Sometimes, I do nothing with the images. It’s almost as if the simulated old-school camera noise made by simultaneously pressing the top and bottom button of my iPhone – *click!* – is enough. Usually I forget I have them saved until someone else goes through my phone and calls me out for my creepy catalogue of the aforementioned individual’s Instagrams.

“Erm…I’m saving those for my Pinterest board,” I lie.

But really, what I do with them is text the shots to one of my friends in all-caps exclamations like, “LOOK AT ME I AM SO PERFECT I HAVE A HAT THAT MATCHES MY DOG.”

For absolutely no reason, this happy individual annoys me. I’ve always chalked it up to my Larry David-ian tendencies, but recently it’s made me feel guilty. I’m not a mean person, so why the unprovoked digs?

According to The New York Times, I’m not alone in my habit.

One of our fantastic readers passed along an article titled “Hate-Reading: Love to Loathe You, Baby,” which describes exactly what I do and points to the fact that it’s almost inevitable among our society today. That lonely feeling brought on by too much digital socializing? Maybe we try to fill its void by connecting to others in the most juvenile possible way: making fun of something. Studies show that it’s when we are feeling sad, or vulnerable, that we’re most inclined to reach for a hate-read.

The thing of it is, when my close friends post pictures of babies and engagements, vacations and birthdays, I’m happy for them. I comment things like, “You look so pretty!,” “She’s beautiful!,” “Congratulations!,” and I mean it.

Is it possible that I’m only annoyed by this individual because I resent our falling out of touch? If I don’t actually know what’s going on in — fine, her life — it’s easier for me to assume she’s filtered it through Valencia one too many times.

Maybe, as the article points out, it’s because in some weird way, I actually kind of miss her, just like literature’s beloved Holden Caulfield ragged on everyone he once knew.

“At the end of ‘The Catcher in the Rye,'” writes the NY Times author, “he nostalgically name-checks a string of phonies and tormentors whom he has railed against for his entire monologue: ‘I sort of miss everybody I told about. Even old Stradlater and Ackley, for instance. I think I even miss that goddam Maurice. It’s funny. Don’t ever tell anybody anything. If you do, you start missing everybody.’
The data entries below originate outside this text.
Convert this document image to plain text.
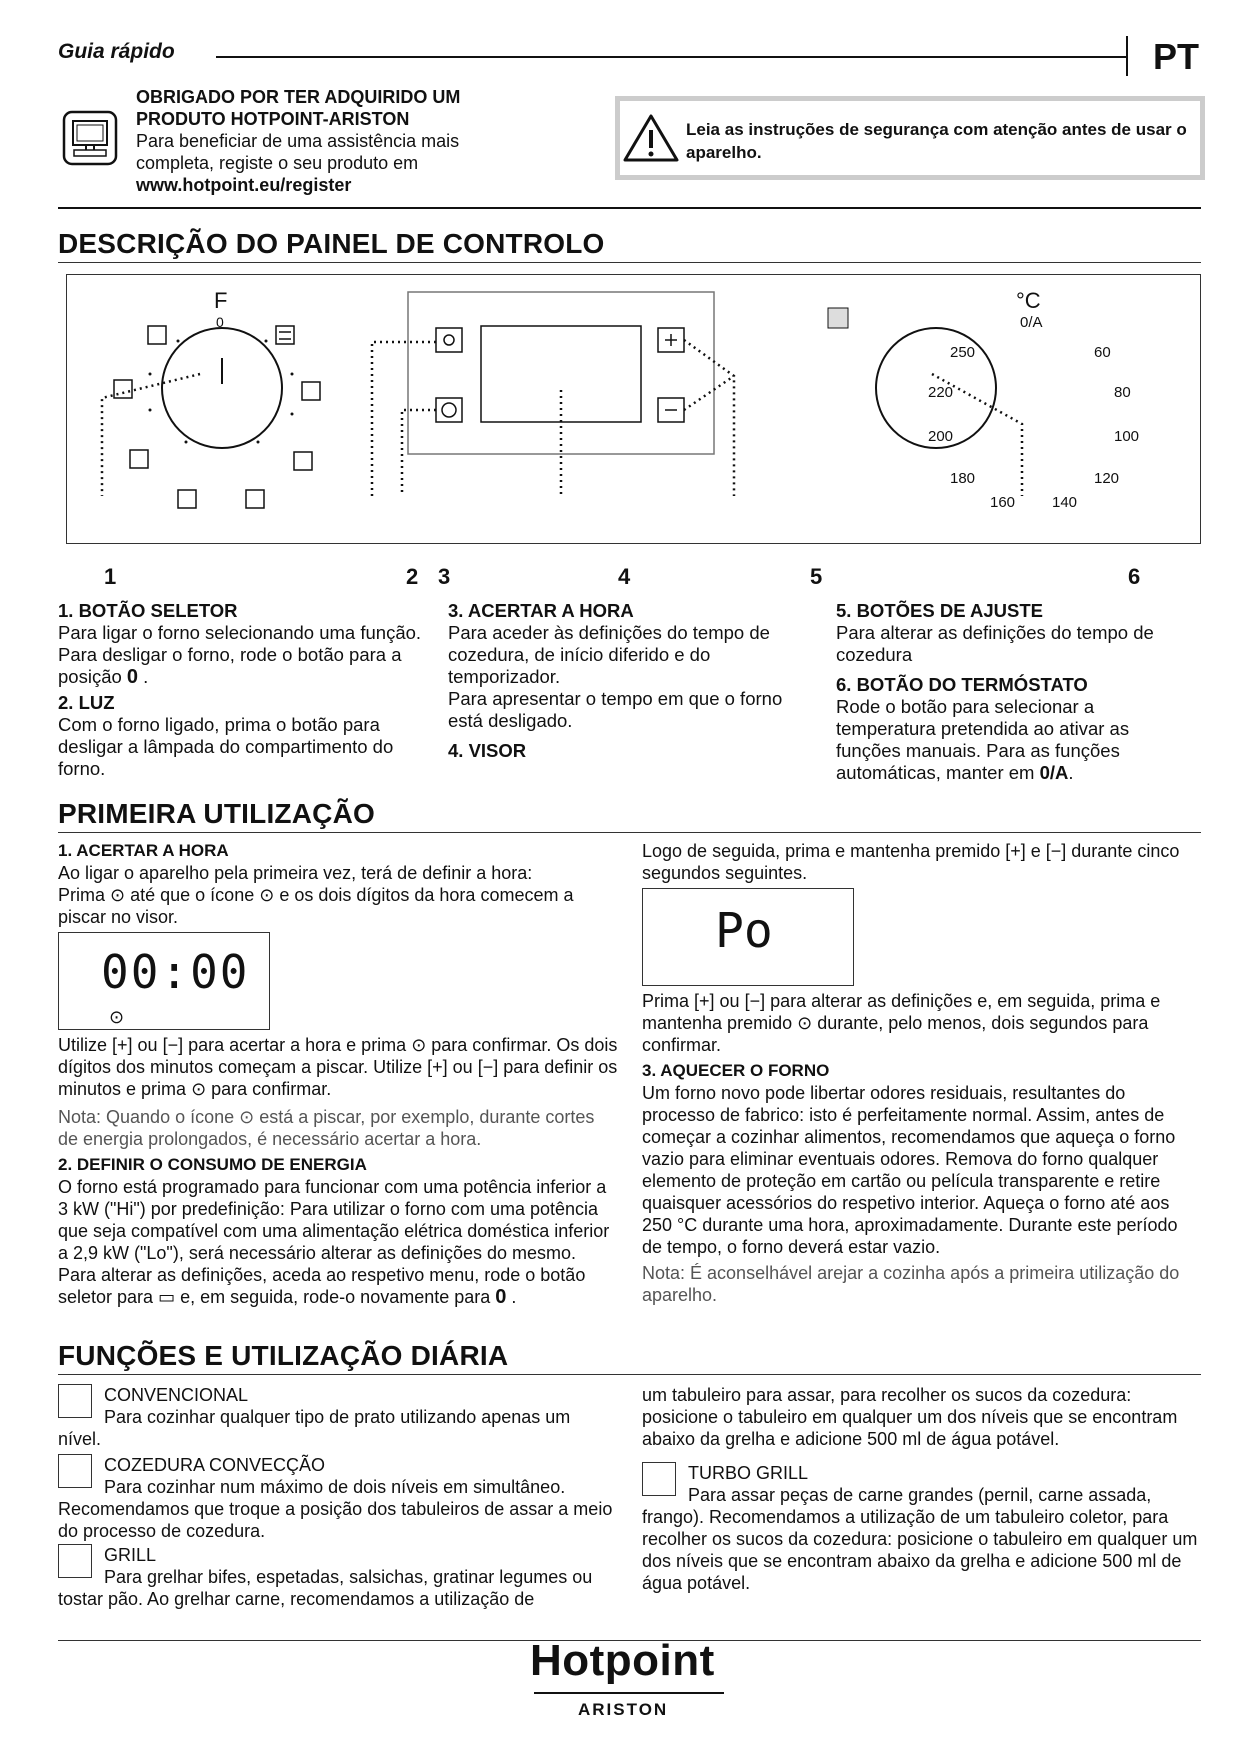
Guia rápido	PT
OBRIGADO POR TER ADQUIRIDO UM
PRODUTO HOTPOINT-ARISTON
Para beneficiar de uma assistência mais
completa, registe o seu produto em
www.hotpoint.eu/register
Leia as instruções de segurança com atenção antes de usar o aparelho.
DESCRIÇÃO DO PAINEL DE CONTROLO
F
0
°C
0/A
250	60
220	80
200	100
180	120
160 140
1	2 3	4	5	6
1. BOTÃO SELETOR

Para ligar o forno selecionando uma função. Para desligar o forno, rode o botão para a posição 0 .

2. LUZ

Com o forno ligado, prima o botão para desligar a lâmpada do compartimento do forno.

3. ACERTAR A HORA

Para aceder às definições do tempo de cozedura, de início diferido e do temporizador.

Para apresentar o tempo em que o forno está desligado.

4. VISOR
5. BOTÕES DE AJUSTE

Para alterar as definições do tempo de cozedura

6. BOTÃO DO TERMÓSTATO

Rode o botão para selecionar a temperatura pretendida ao ativar as funções manuais. Para as funções automáticas, manter em 0/A.

PRIMEIRA UTILIZAÇÃO
1. ACERTAR A HORA

Ao ligar o aparelho pela primeira vez, terá de definir a hora:

Prima ⊙ até que o ícone ⊙ e os dois dígitos da hora comecem a piscar no visor.

00:00
⊙

Utilize [+] ou [−] para acertar a hora e prima ⊙ para confirmar. Os dois dígitos dos minutos começam a piscar. Utilize [+] ou [−] para definir os minutos e prima ⊙ para confirmar.

Nota: Quando o ícone ⊙ está a piscar, por exemplo, durante cortes de energia prolongados, é necessário acertar a hora.

2. DEFINIR O CONSUMO DE ENERGIA

O forno está programado para funcionar com uma potência inferior a 3 kW ("Hi") por predefinição: Para utilizar o forno com uma potência que seja compatível com uma alimentação elétrica doméstica inferior a 2,9 kW ("Lo"), será necessário alterar as definições do mesmo. Para alterar as definições, aceda ao respetivo menu, rode o botão seletor para ▭ e, em seguida, rode-o novamente para 0 .

Logo de seguida, prima e mantenha premido [+] e [−] durante cinco segundos seguintes.

Po

Prima [+] ou [−] para alterar as definições e, em seguida, prima e mantenha premido ⊙ durante, pelo menos, dois segundos para confirmar.

3. AQUECER O FORNO

Um forno novo pode libertar odores residuais, resultantes do processo de fabrico: isto é perfeitamente normal. Assim, antes de começar a cozinhar alimentos, recomendamos que aqueça o forno vazio para eliminar eventuais odores. Remova do forno qualquer elemento de proteção em cartão ou película transparente e retire quaisquer acessórios do respetivo interior. Aqueça o forno até aos 250 °C durante uma hora, aproximadamente. Durante este período de tempo, o forno deverá estar vazio.

Nota: É aconselhável arejar a cozinha após a primeira utilização do aparelho.

FUNÇÕES E UTILIZAÇÃO DIÁRIA
CONVENCIONAL

Para cozinhar qualquer tipo de prato utilizando apenas um nível.

COZEDURA CONVECÇÃO

Para cozinhar num máximo de dois níveis em simultâneo. Recomendamos que troque a posição dos tabuleiros de assar a meio do processo de cozedura.

GRILL

Para grelhar bifes, espetadas, salsichas, gratinar legumes ou tostar pão. Ao grelhar carne, recomendamos a utilização de

um tabuleiro para assar, para recolher os sucos da cozedura: posicione o tabuleiro em qualquer um dos níveis que se encontram abaixo da grelha e adicione 500 ml de água potável.

TURBO GRILL

Para assar peças de carne grandes (pernil, carne assada, frango). Recomendamos a utilização de um tabuleiro coletor, para recolher os sucos da cozedura: posicione o tabuleiro em qualquer um dos níveis que se encontram abaixo da grelha e adicione 500 ml de água potável.

Hotpoint
ARISTON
Upon finishing the article, I unfollowed my old friend.

What about you guys? Are there people you used to know who you follow but can’t stand? What is it about their posts that annoy you? Do you think it has anything to do with your past relationship? And what do you think about us, as people who strive to be good in general, who just can’t help but feel these emotions? Is logging off or checking “unfollow” the only solution, or should we go deeper? I can’t wait to read everything you have to say.

– Amelia Diamond

Image via PBS.org

REPLIES
  • Katie S.

    The woman I used to stalk on Facebook did a friend purge and now I can’t look at pictures from her Croatian, Swiss Alps, Thailand, etc. vacations.

  • Lynn

    Not so much hate reading, but just reading and seeing other peoples posts which leave me feeling boring, inadequate and loserish because I’m not living in a cool city with a huge group of pretty friends, having all the things, and traveling all over the world. What has social media done to us?!

    • Wilted Orchids

      Yeah I know! This is springing a new age of depression.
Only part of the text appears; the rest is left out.